Cardiovascular disease refers to a group of conditions that affect the heart and blood vessels. It is a broad term that encompasses various disorders, including coronary artery disease, heart attack, strokes, heart failure, arrhythmias (irregular heart rhythms), and peripheral artery disease.

The primary underlying cause of the cardiovascular disease is atherosclerosis, a condition characterized by the build-up of fatty deposits, cholesterol, and other substances in the arteries. This build-up, known as plaque, narrows and hardens the arteries, reducing blood flow to the heart and other organs.

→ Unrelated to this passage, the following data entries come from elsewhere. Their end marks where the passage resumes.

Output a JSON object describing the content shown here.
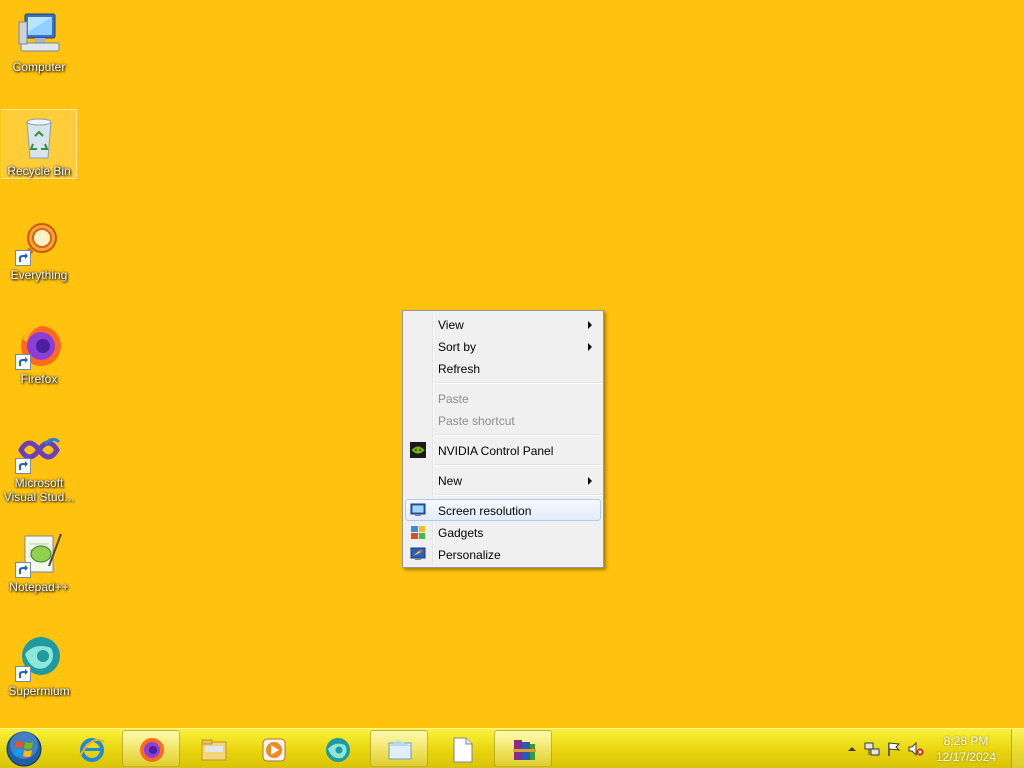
{
  "desktop": {
    "background_color": "#FFC20E",
    "icons": [
      {
        "label": "Computer",
        "icon": "computer-icon",
        "shortcut": false,
        "selected": false
      },
      {
        "label": "Recycle Bin",
        "icon": "recycle-bin-icon",
        "shortcut": false,
        "selected": true
      },
      {
        "label": "Everything",
        "icon": "everything-search-icon",
        "shortcut": true,
        "selected": false
      },
      {
        "label": "Firefox",
        "icon": "firefox-icon",
        "shortcut": true,
        "selected": false
      },
      {
        "label": "Microsoft Visual Stud...",
        "label_line1": "Microsoft",
        "label_line2": "Visual Stud...",
        "icon": "visual-studio-icon",
        "shortcut": true,
        "selected": false
      },
      {
        "label": "Notepad++",
        "icon": "notepad-plus-plus-icon",
        "shortcut": true,
        "selected": false
      },
      {
        "label": "Supermium",
        "icon": "supermium-icon",
        "shortcut": true,
        "selected": false
      }
    ]
  },
  "context_menu": {
    "items": [
      {
        "label": "View",
        "submenu": true,
        "enabled": true
      },
      {
        "label": "Sort by",
        "submenu": true,
        "enabled": true
      },
      {
        "label": "Refresh",
        "enabled": true
      },
      {
        "label": "Paste",
        "enabled": false
      },
      {
        "label": "Paste shortcut",
        "enabled": false
      },
      {
        "label": "NVIDIA Control Panel",
        "icon": "nvidia-icon",
        "enabled": true
      },
      {
        "label": "New",
        "submenu": true,
        "enabled": true
      },
      {
        "label": "Screen resolution",
        "icon": "display-icon",
        "enabled": true,
        "highlighted": true
      },
      {
        "label": "Gadgets",
        "icon": "gadgets-icon",
        "enabled": true
      },
      {
        "label": "Personalize",
        "icon": "personalize-icon",
        "enabled": true
      }
    ]
  },
  "taskbar": {
    "start_icon": "windows-start-icon",
    "pinned": [
      {
        "icon": "internet-explorer-icon",
        "active": false
      },
      {
        "icon": "firefox-icon",
        "active": true
      },
      {
        "icon": "file-explorer-icon",
        "active": false
      },
      {
        "icon": "media-player-icon",
        "active": false
      },
      {
        "icon": "supermium-icon",
        "active": false
      },
      {
        "icon": "folder-window-icon",
        "active": true
      },
      {
        "icon": "blank-document-icon",
        "active": false
      },
      {
        "icon": "winrar-icon",
        "active": true
      }
    ],
    "tray": {
      "icons": [
        "show-hidden-icons-arrow",
        "network-icon",
        "action-center-flag-icon",
        "volume-muted-icon"
      ],
      "time": "8:28 PM",
      "date": "12/17/2024"
    }
  }
}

Cardiovascular disease is a serious condition, being a leading cause of death worldwide. Therefore, raising awareness surrounding cardiovascular health is crucial, so as to recognise the risk factors, symptoms, and preventive measures related to cardiovascular diseases that include:

1. Coronary Artery Disease (CAD)

2. Stroke

3. Arrhythmias

4. Peripheral Artery Disease (PAD)

Cardiovascular awareness encompasses several aspects, including recognizing the signs and symptoms of heart attacks, understanding risk factors, including:

  • High blood pressure
  • High cholesterol
  • Smoking
  • Obesity
  • High sugar and diabetes

In this blog, we will explore the signs of a heart attack that call for prompt medical intervention. Knowing the signs and symptoms of an impending heart attack can help you to know when to seek medical attention and understand the importance of preventive screenings and routine check-ups with healthcare professionals.

Warning signs of heart attack that should not be ignored

Here are some common symptoms and signs to be aware of:

Chest Discomfort

Chest discomfort is one of the primary symptoms of a heart attack. It is often described as a sensation of pressure, tightness, squeezing, or heaviness in the center of the chest. The discomfort can vary in intensity and duration and may last for a few minutes or persist for an extended period. The chest discomfort during a heart attack may feel like:


Many people describe the sensation as a heavy pressure or a feeling of someone sitting on their chest. It may feel like a band is tightening around the chest.


The chest may feel constricted or tight as if something is squeezing it from the inside.


Some individuals compare chest discomfort to a squeezing or crushing sensation. It may feel like a vice grip on the chest.


The chest may feel unusually heavy as if a weight is pressing down on it. This heaviness can be persistent or come and go intermittently.

Discomfort in areas of the upper body

Pain or discomfort may radiate beyond the chest to the arms (especially the left arm), back, neck, jaw, or stomach. The sensation can be aching, numbness, or a feeling of pressure.

Shortness of breath

Another classic heart attack symptom is feeling breathless or having difficulty catching your breath. It may be accompanied by a rapid or shallow breathing pattern.

Breaking out into cold sweat

Excessive sweating, often described as a cold sweat, for no obvious reason, can be a symptom of a heart attack. The skin may feel clammy or moist.

Nausea, indigestion or vomiting

Some individuals may experience feelings of nausea, and it may be accompanied by vomiting during a heart attack. These symptoms can be particularly likely in women.

Fatigue and weakness

If you are feeling extreme fatigue or weakness, after doing something you could do easily in the past like carrying groceries from the car or climbing the stairs, seek an appointment with your healthcare provider right away. It can be a sign of a heart attack. This symptom may be more pronounced in older adults or individuals with diabetes.

Dizziness or fainting

Feeling lightheaded, dizzy, or experiencing a loss of consciousness can occur during a heart attack. It may result from reduced blood flow to the brain.

Anxiety or restlessness

The sudden onset of a sense of anxiety, uneasiness, or extreme restlessness without an apparent cause can be indicative of a heart attack. This symptom may be more common in women.

It is important to note that symptoms can vary among individuals, and some people may experience atypical symptoms or no symptoms at all (especially in women, older adults, or individuals with diabetes).

If you experience any of these symptoms, it is crucial to take them seriously and seek immediate medical attention by calling emergency services. Acting quickly can help improve the chances of survival and minimize potential damage to the heart.

Closing Thoughts

Early detection and treatment can significantly improve outcomes and reduce the impact of cardiovascular diseases on individuals and their communities. By promoting cardiovascular awareness, you can empower yourself to make informed lifestyle choices and take the necessary steps to maintain a healthy heart, leading to a healthier and more fulfilling life.